Saturday, June 18
My lower sides hurt, and I don't know why. I think it's from holding my piss in for too long last night. I fucking hate it when I'm sleeping and I'm so comfortable, and then I get that feeling, half awake, telling me that I need to go take a piss. Which means I have to get up into the cold air of the night away from the warm covers, open the creakiest door of the house [which is my room], walk through the darkness that could yield who-knows-how-many house centipedes, blind my fucking self by turning the bathroom light on, and sitting for five minutes because there is a tank-full of piss in my bladder.
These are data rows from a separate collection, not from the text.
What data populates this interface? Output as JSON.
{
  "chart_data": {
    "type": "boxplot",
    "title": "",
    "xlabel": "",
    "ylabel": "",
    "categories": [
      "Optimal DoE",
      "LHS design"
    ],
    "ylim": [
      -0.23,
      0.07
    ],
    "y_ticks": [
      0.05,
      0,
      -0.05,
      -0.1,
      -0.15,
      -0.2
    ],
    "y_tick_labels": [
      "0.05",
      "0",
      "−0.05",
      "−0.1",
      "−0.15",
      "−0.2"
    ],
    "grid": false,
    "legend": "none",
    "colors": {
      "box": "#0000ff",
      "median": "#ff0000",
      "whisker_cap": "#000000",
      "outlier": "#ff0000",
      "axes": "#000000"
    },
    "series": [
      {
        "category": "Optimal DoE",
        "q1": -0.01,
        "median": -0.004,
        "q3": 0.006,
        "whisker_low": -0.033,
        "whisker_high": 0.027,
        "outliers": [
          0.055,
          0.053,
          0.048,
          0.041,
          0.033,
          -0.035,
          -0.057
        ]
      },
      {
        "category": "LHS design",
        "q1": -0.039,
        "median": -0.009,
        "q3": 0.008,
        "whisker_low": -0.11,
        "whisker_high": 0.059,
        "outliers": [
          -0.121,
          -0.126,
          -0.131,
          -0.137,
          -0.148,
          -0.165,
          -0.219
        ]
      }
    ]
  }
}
Not fucking worth it, in my opinion.

This would be a good time to have a penis. Because I could just put a bucket in my room, sit up on my bed, and aim away. It's not even that much noise, anyway. I could put like a layer of paper towels or sponges or something on the bottom to muffle out the trickling sound. Pure genius, whoever made up penises. And then in the morning I would clean out the bucket. It's an easy job, as compared to cleaning poop out of a bucket.

Come on, give me a fucking kidney stone if you want. I would rather sleep comfortably.

Today I watched my Zeppelin DVD for the first time in so long. And I'll admit, while watching Jimmy's performance of "White Summer," I fucking cried. It was only one tear, but that's something. I started loving the damn bastard all over again. The thing that really annoyed me, was the extras in the first disc. They keep on playing the same two songs, "Dazed and Confused" and "Communication Breakdown," over and over, just in different places. I got so fucking irritated that I started looking through clothing catalogues and glancing up to look at the band's sex appeal, while trying not to listen to the music. Had I put it on mute, I wouldn't have known which sex-filled part was coming up. Damn right, I know my music and videos that well, fucker.